Quais são os maiores entraves para o desenvolvimento da infraestrutura no Brasil?
O Brasil precisa desenvolver uma cadeia de logística verdadeiramente intermodal para evitar transtornos gigantescos decorrentes de problemas no modal rodoviário, como ocorreu durante a greve recente dos caminhoneiros. Só assim é possível reduzir os custos para a indústria, para os agricultores e, para os consumidores.
O que é preciso melhorar?
O país necessita de uma malha ferroviária moderna, como a que já existe no México, por exemplo. É grave uma nação com este tamanho e potencial não ter uma malha ferroviária desenvolvida.

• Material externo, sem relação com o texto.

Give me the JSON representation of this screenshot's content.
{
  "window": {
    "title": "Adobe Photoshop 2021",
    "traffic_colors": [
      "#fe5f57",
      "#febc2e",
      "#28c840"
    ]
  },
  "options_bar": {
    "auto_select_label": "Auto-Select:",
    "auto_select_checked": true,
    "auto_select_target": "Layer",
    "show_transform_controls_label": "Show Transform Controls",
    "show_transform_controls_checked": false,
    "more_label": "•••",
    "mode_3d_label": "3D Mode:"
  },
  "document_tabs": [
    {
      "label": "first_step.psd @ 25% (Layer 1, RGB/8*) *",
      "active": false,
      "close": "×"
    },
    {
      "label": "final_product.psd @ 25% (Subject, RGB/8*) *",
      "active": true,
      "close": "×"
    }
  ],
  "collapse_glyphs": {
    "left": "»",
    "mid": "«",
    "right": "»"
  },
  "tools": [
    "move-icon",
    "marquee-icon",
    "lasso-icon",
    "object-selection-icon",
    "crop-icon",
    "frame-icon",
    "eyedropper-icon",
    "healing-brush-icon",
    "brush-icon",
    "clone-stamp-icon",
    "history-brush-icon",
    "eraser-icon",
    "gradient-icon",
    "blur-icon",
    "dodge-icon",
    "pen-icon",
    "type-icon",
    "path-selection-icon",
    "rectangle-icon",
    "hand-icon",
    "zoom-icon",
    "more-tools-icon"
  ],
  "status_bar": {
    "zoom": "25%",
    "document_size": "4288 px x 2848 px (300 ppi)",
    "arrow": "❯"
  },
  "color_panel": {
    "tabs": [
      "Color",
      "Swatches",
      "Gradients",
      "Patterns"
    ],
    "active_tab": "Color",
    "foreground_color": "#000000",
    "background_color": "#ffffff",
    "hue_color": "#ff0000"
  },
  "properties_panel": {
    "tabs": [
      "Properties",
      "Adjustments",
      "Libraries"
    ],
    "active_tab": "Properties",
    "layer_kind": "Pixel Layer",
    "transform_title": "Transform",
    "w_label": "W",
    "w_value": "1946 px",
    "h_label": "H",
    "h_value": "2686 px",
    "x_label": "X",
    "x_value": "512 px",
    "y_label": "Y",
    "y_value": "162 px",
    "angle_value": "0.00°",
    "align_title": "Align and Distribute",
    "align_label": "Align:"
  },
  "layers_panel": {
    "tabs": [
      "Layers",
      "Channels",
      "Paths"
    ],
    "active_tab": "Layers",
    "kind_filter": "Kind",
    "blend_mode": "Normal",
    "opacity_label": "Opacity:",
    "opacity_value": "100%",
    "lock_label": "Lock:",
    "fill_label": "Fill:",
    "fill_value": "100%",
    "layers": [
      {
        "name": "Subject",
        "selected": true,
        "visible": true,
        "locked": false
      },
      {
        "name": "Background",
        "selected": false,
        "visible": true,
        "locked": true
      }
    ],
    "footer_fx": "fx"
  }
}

Isso depende do governo ou da iniciativa privada?
O governo precisa criar condições para dar vazão aos investimentos privados em infraestrutura. Considerando que praticamente 70% dos produtos que chegam ao Brasil vêm pelos navios, é urgente que o setor tenha mais atenção, para que o país trace uma trilha sustentável para o futuro.
Falando especificamente do transporte marítimo, quais são as maiores dificuldades do setor?
Um grave problema enfrentado por todos os armadores é a falta de dragagem. É inadmissível que o maior porto da América Latina, o Porto de Santos, fique dias travado por causa de problemas como este.
Quais são os planos da Maersk Line para o Brasil?
A Maersk Line tem um compromisso de longo prazo com o Brasil. Desembarcamos no país no início do século passado, geramos milhares de postos de trabalho ao longo dos anos e mantemos um ritmo consistente de investimentos. Gostaríamos de trazer navios maiores para o Brasil para aumentar a eficiência da cadeia de logística. Porém, isso só será possível com infraestrutura.
Qual a importância da operação local nos resultados globais?
A costa leste da América do Sul, em especial o Brasil, é uma região-chave para a operação global. Nosso plano é personalizar e modernizar cada vez mais o atendimento aos clientes. Queremos promover a transformação digital do setor, fazendo com que o ato de reservar um contêiner seja tão fácil quanto comprar um produto on-line. Hoje, o processo leva até 15 dias, enquanto em países como Holanda, China, Japão ocorre em 24 horas.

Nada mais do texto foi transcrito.